What are the Democrats supposed to do? Well, they have begun by electing Nancy Pelosi as their in-house leader. She has everywhere been classified as a member of the left wing of her party, and she smiles bravely and a little condescendingly when she hears this said of her at interviews. (Is it true, Ms. Pelosi, that your hero as a girl was Leon Trotsky? If such a question were asked, she would laugh, and temporize.)
What does she think of the Democrats now prepared to vote for the Homeland Security Bill? Didn't she oppose it? "Well, yes, that's part of the legislative process. Political initiatives move from stage to stage. And there are compromises, and that sort of thing."
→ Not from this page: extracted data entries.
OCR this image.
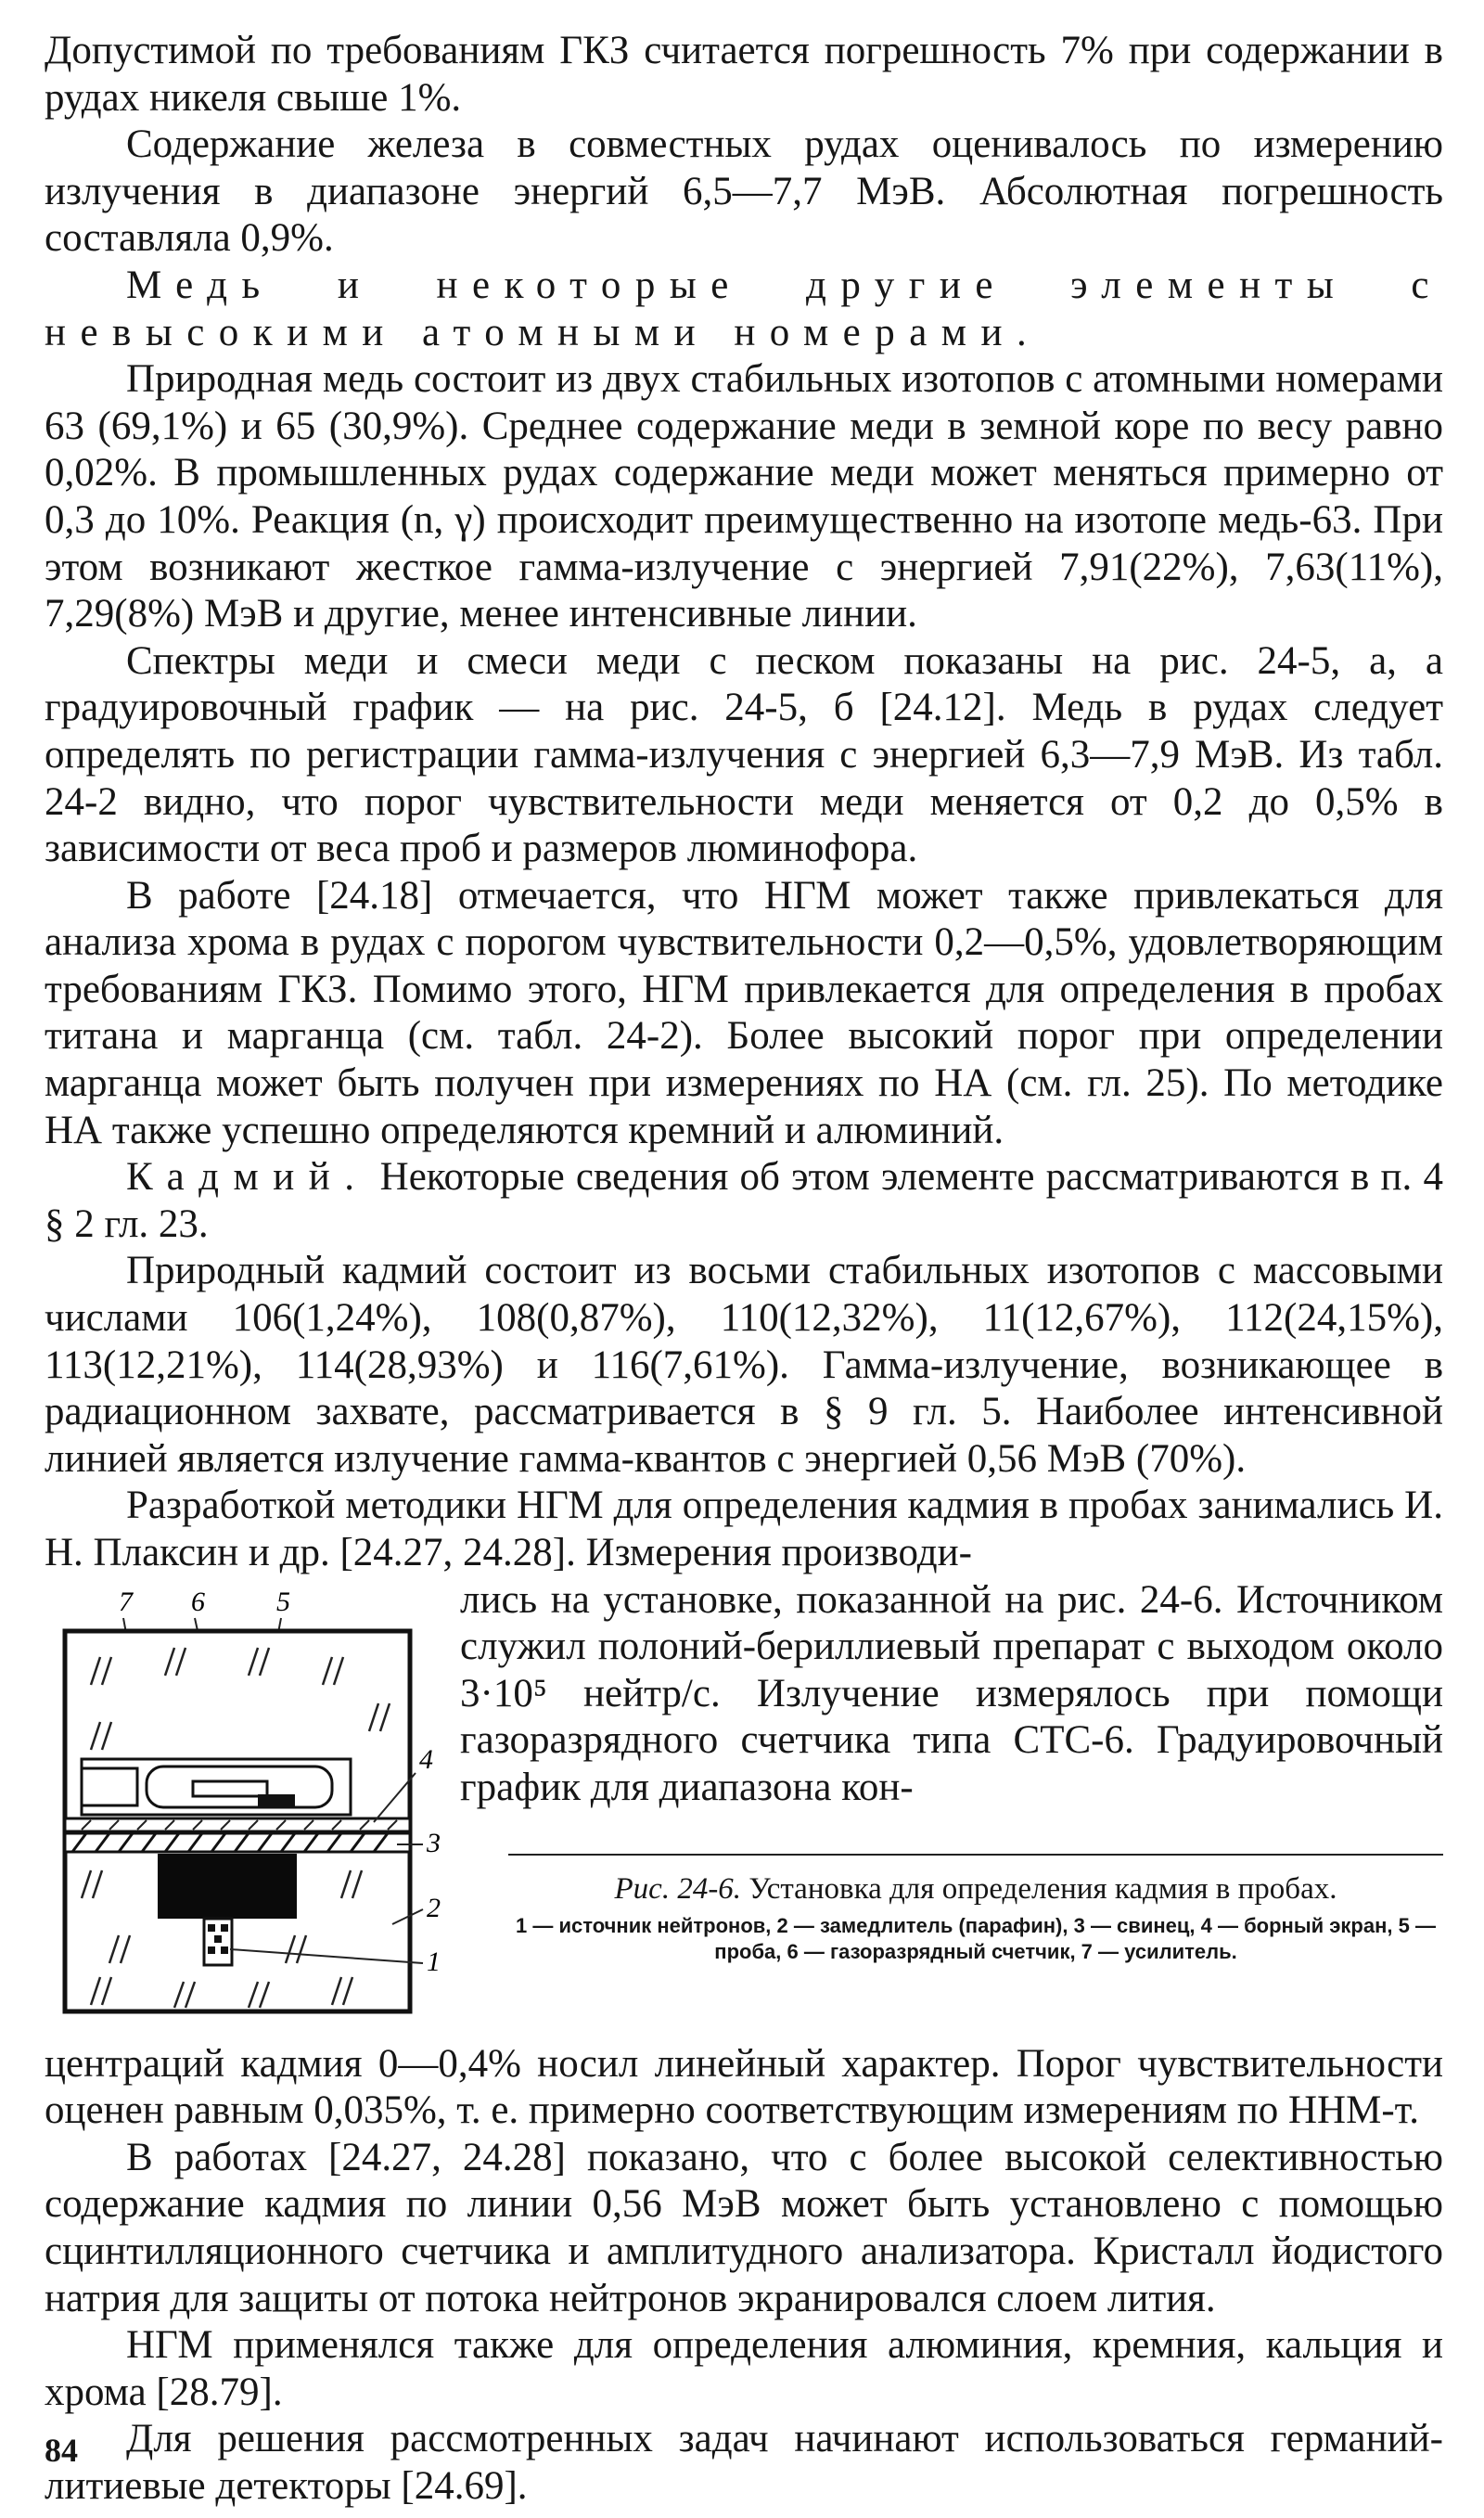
Допустимой по требованиям ГКЗ считается погрешность 7% при содержании в рудах никеля свыше 1%.

Содержание железа в совместных рудах оценивалось по измерению излучения в диапазоне энергий 6,5—7,7 МэВ. Абсолютная погрешность составляла 0,9%.

Медь и некоторые другие элементы с невысокими атомными номерами.

Природная медь состоит из двух стабильных изотопов с атомными номерами 63 (69,1%) и 65 (30,9%). Среднее содержание меди в земной коре по весу равно 0,02%. В промышленных рудах содержание меди может меняться примерно от 0,3 до 10%. Реакция (n, γ) происходит преимущественно на изотопе медь-63. При этом возникают жесткое гамма-излучение с энергией 7,91(22%), 7,63(11%), 7,29(8%) МэВ и другие, менее интенсивные линии.

Спектры меди и смеси меди с песком показаны на рис. 24-5, а, а градуировочный график — на рис. 24-5, б [24.12]. Медь в рудах следует определять по регистрации гамма-излучения с энергией 6,3—7,9 МэВ. Из табл. 24-2 видно, что порог чувствительности меди меняется от 0,2 до 0,5% в зависимости от веса проб и размеров люминофора.

В работе [24.18] отмечается, что НГМ может также привлекаться для анализа хрома в рудах с порогом чувствительности 0,2—0,5%, удовлетворяющим требованиям ГКЗ. Помимо этого, НГМ привлекается для определения в пробах титана и марганца (см. табл. 24-2). Более высокий порог при определении марганца может быть получен при измерениях по НА (см. гл. 25). По методике НА также успешно определяются кремний и алюминий.

Кадмий. Некоторые сведения об этом элементе рассматриваются в п. 4 § 2 гл. 23.

Природный кадмий состоит из восьми стабильных изотопов с массовыми числами 106(1,24%), 108(0,87%), 110(12,32%), 11(12,67%), 112(24,15%), 113(12,21%), 114(28,93%) и 116(7,61%). Гамма-излучение, возникающее в радиационном захвате, рассматривается в § 9 гл. 5. Наиболее интенсивной линией является излучение гамма-квантов с энергией 0,56 МэВ (70%).

Разработкой методики НГМ для определения кадмия в пробах занимались И. Н. Плаксин и др. [24.27, 24.28]. Измерения производи-

7 6	5
4
3
2
1

лись на установке, показанной на рис. 24-6. Источником служил полоний-бериллиевый препарат с выходом около 3·10⁵ нейтр/с. Излучение измерялось при помощи газоразрядного счетчика типа СТС-6. Градуировочный график для диапазона кон-

Рис. 24-6. Установка для определения кадмия в пробах.
1 — источник нейтронов, 2 — замедлитель (парафин), 3 — свинец, 4 — борный экран, 5 — проба, 6 — газоразрядный счетчик, 7 — усилитель.

центраций кадмия 0—0,4% носил линейный характер. Порог чувствительности оценен равным 0,035%, т. е. примерно соответствующим измерениям по ННМ-т.

В работах [24.27, 24.28] показано, что с более высокой селективностью содержание кадмия по линии 0,56 МэВ может быть установлено с помощью сцинтилляционного счетчика и амплитудного анализатора. Кристалл йодистого натрия для защиты от потока нейтронов экранировался слоем лития.

НГМ применялся также для определения алюминия, кремния, кальция и хрома [28.79].

Для решения рассмотренных задач начинают использоваться германий-литиевые детекторы [24.69].

84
But much time has been spent, though not much thought given, to the question of where the Democratic Party is going. It has to go somewhere. It can't too easily move to the right, because to the right is the GOP. It follows that it should move left -- or perhaps dissolve, making way for a fresh party. Wedded to what? Compulsory abortions?
Some of what has been written about the implications of last Election Day is raillery, a matter of having fun with the returns and with the media, baby sitters of American liberalism. Still, some of those who speak out make concrete proposals. One such was the Democratic senator from Georgia, Zell Miller. Hear what he proposes (in The Wall Street Journal), if you want to look at the awful depths of Democratic vacuity, A.D. 2002.
Sen. Miller's first suggestion is: "Why couldn't our party push for a national lottery with the proceeds going to help pay the cost of college for deserving students in America?"
Put that down as the Fifth Freedom. If Sen. Miller goes on that subject with a speech in the Senate, he should back it up with references given to the absence of available help for deserving students in America. And then lotteries, of course, are a form of regressive financing. It's poor people who end up suffering most from lottery sales. Perhaps the GOP could steal this proposal, in pursuit of its war on the poor?
Sen. Miller goes on: "Why couldn't our party push to restructure the sacrosanct Head Start program into a universal pre-kindergarten program, with more emphasis on learning instead of just day care?" Anybody want to run for president on that plank?